2- Un segundo ramal de este camino llevaría al peregrino también desde Lérida hasta la unión con el aragonés o francés en Santa Cilia de Jaca. El viajero llega a Tamarite de Litera y saliendo de esta localidad, tiene que cruzar la carretera de Binéfar. Después de superar el Canal de Zaidín, el castillo de Monzón avisa de la llegada a esta localidad. El camino sale de Monzón, por la carretera de Huesca (N-240), cruzando el río Cinca. Se llega a Selgua, y más tarde tras recorrer diferentes pistas se llega a Berbegal. Se sale hasta llegar al Canal de Pertusa, y a la localidad con el mismo nombre. De Pertusa y tras cruzar el río Alcanadre, el caminante toma la carretera, llegando a la siguiente aldea, Antillón. La ruta cruza por diferentes localidades ( Antillón, Pueyo de Fañanás, Fañanás) hasta llegar a Huesca. Al salir de Huesca hay que dirigirse a Aniés, después hacia el pueblo de Loarre, continuando a Sarsamarcuello y llegando a la ermita de San Miguel.

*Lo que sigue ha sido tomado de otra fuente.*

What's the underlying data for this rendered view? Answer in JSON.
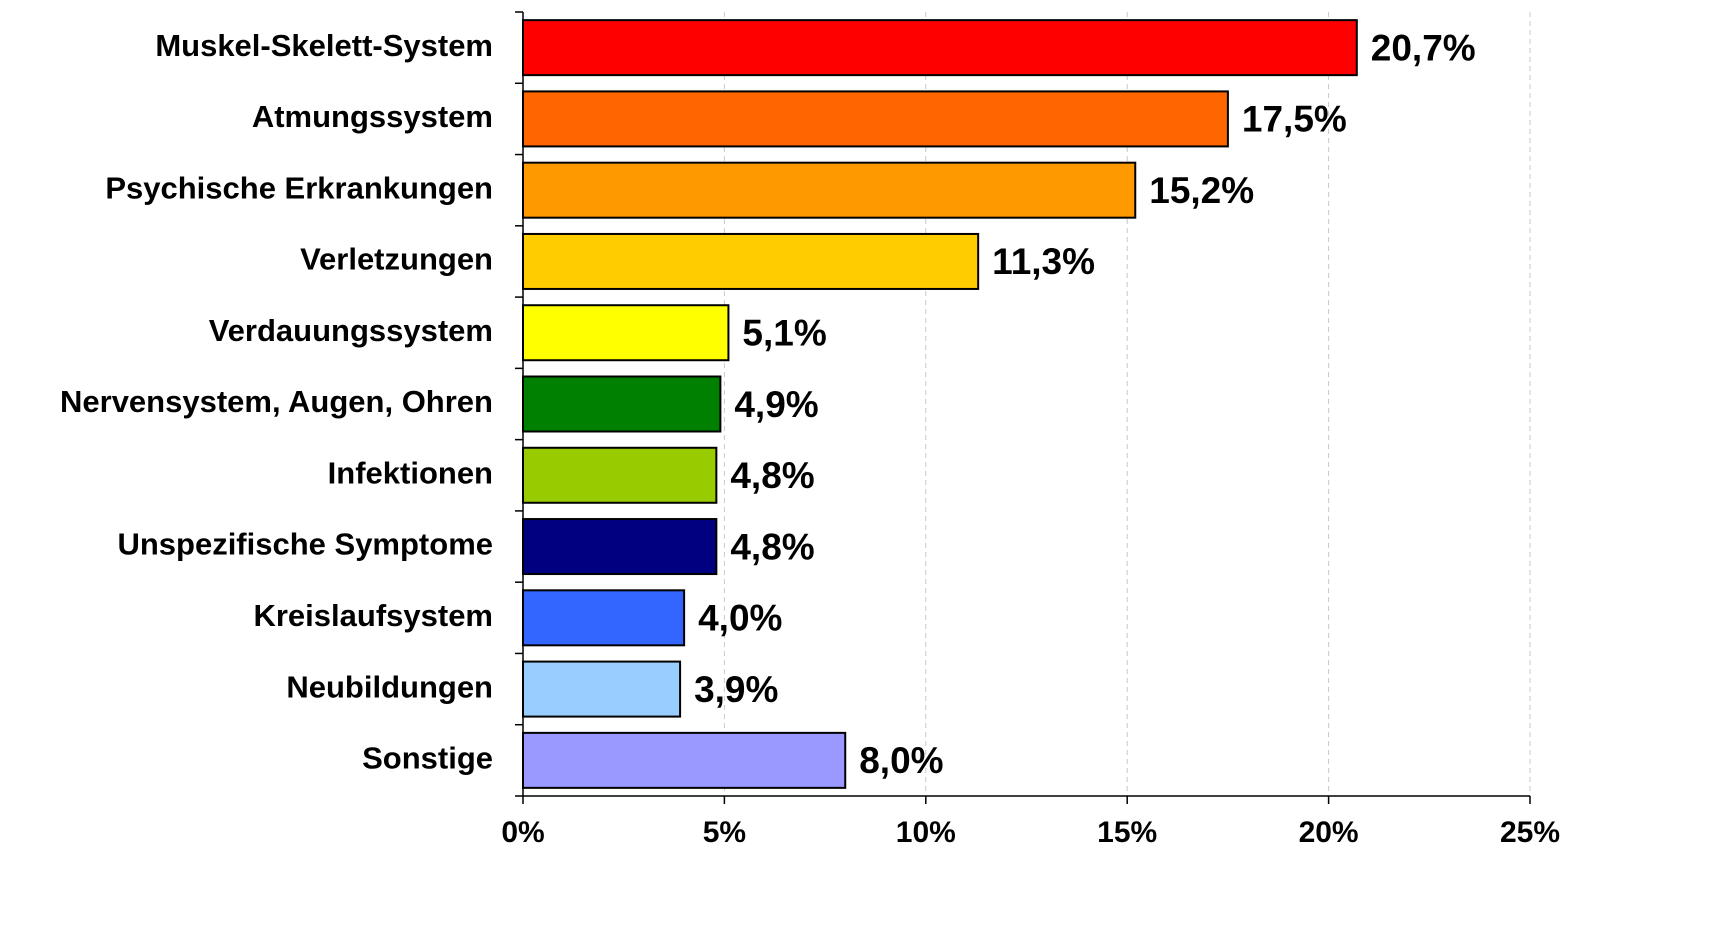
{
  "chart_data": {
    "type": "bar",
    "orientation": "horizontal",
    "categories": [
      "Muskel-Skelett-System",
      "Atmungssystem",
      "Psychische Erkrankungen",
      "Verletzungen",
      "Verdauungssystem",
      "Nervensystem, Augen, Ohren",
      "Infektionen",
      "Unspezifische Symptome",
      "Kreislaufsystem",
      "Neubildungen",
      "Sonstige"
    ],
    "values": [
      20.7,
      17.5,
      15.2,
      11.3,
      5.1,
      4.9,
      4.8,
      4.8,
      4.0,
      3.9,
      8.0
    ],
    "value_labels": [
      "20,7%",
      "17,5%",
      "15,2%",
      "11,3%",
      "5,1%",
      "4,9%",
      "4,8%",
      "4,8%",
      "4,0%",
      "3,9%",
      "8,0%"
    ],
    "colors": [
      "#ff0000",
      "#ff6600",
      "#ff9900",
      "#ffcc00",
      "#ffff00",
      "#008000",
      "#99cc00",
      "#000080",
      "#3366ff",
      "#99ccff",
      "#9999ff"
    ],
    "xlim": [
      0,
      25
    ],
    "xticks": [
      {
        "value": 0,
        "label": "0%"
      },
      {
        "value": 5,
        "label": "5%"
      },
      {
        "value": 10,
        "label": "10%"
      },
      {
        "value": 15,
        "label": "15%"
      },
      {
        "value": 20,
        "label": "20%"
      },
      {
        "value": 25,
        "label": "25%"
      }
    ],
    "grid": true
  }
}
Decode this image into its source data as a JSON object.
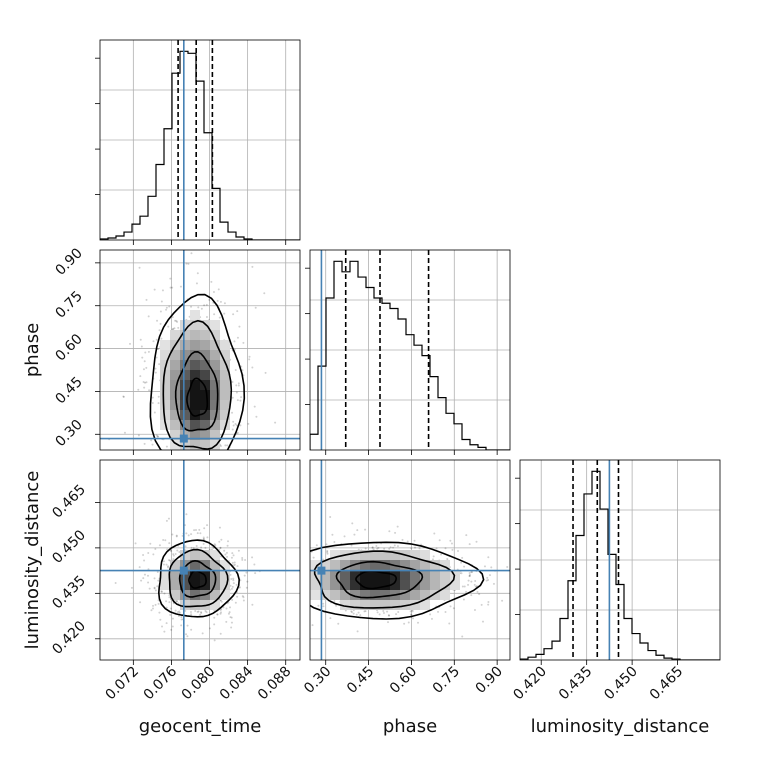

El viajero se encuentra en el Reino de los Mallos de Riglos. Tras cruzar el Paso de Escalete, se va hacia Triste y hasta Ena con buenas vistas de la cordillera de San Juan de la Peña. A la entrada del pueblo se toma el camino de la izquierda que conduce a Botaya. Se sale del pueblo por la carretera que guía al caminante al Monasterio de San Juan de la Peña. Una visita al Monasterio Nuevo en la que destaca su flamante Hospedería, acercará al peregrino a los orígenes del Reino de Aragón y a la vida monacal, y el Monasterio Viejo (o Real Monasterio) le deslumbrará por su riqueza artística. Se continúa por un camino pedregoso hasta llegar a la bella localidad de Santa Cruz de la Serós, donde se puede visitar la Iglesia de Santa María, del medieval monasterio femenino y la Iglesia de San Caprasio. Se toma la ruta hacia Binacua y de ahí se enlaza con el camino francés.